In this situation, the NCIS method can provide a more realistic estimate - it should be stressed again that this is not the same as the NCIS method described in the references, as here we don't use probabilistic distributions over arms, and thus, it will not enjoy the same theoretical guarantees (see documentation for details).
from contextualbandits.evaluation import evaluateNCIS
rew_pred = new_policy.predict_proba_separate(Xtest)[np.arange(Xtest.shape[0]), actions_test_biased]
est_r_ncis = evaluateNCIS(rew_pred, rewards_test_biased, prob_actions_test_biased)
print('Approximate NCIS mean reward estimates (new policy)')
print('Estimated mean reward (approx. NCIS): ', est_r_ncis)
print('----------------')
print('Real mean reward: ', real_r)
Approximate NCIS mean reward estimates (new policy) Estimated mean reward (approx. NCIS): 0.3235873655002847 ---------------- Real mean reward: 0.1447098976109215
Finally, rejection sampling can also be used to evaluate online policies - in this case though, be aware that the estimate will only be considered up to a certain number of rounds (as many as it accepts, but it will end up rejecting the majority), but online policies keep improving with time.

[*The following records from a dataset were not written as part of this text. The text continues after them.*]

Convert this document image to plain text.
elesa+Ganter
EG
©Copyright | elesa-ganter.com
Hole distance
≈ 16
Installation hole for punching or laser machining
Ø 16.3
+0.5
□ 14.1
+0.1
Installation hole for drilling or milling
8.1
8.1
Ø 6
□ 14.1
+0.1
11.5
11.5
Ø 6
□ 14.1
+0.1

Here I will use the Mediamill dataset instead, as it has a lot more data - be aware that it takes a long time to evaluate:
from contextualbandits.online import BootstrappedUCB
features, y = parse_data("Mediamill_data.txt")
nchoices = y.shape[1]
np.random.seed(456)
actions_random = np.random.randint(nchoices, size = features.shape[0])
rewards_actions = y[np.arange(y.shape[0]), actions_random]
online_policy = BootstrappedUCB(LogisticRegression(C=0.1, solver="lbfgs", max_iter=15000),
y.shape[1], random_state=1234)
evaluateRejectionSampling(online_policy,
X = features,
a = actions_random,
r = rewards_actions,
online = True,
start_point_online = 'random',
batch_size = 10,
random_state = 5678)
Batches: 100%|██████████| 4391/4391 [08:48<00:00, 8.30it/s]
(0.45393258426966293, 445)
Li, L., Chu, W., Langford, J., & Schapire, R. E. (2010, April). A contextual-bandit approach to personalized news article recommendation. In Proceedings of the 19th international conference on World wide web (pp. 661-670). ACM.
Dudík, M., Langford, J., & Li, L. (2011). Doubly robust policy evaluation and learning. arXiv preprint arXiv:1103.4601.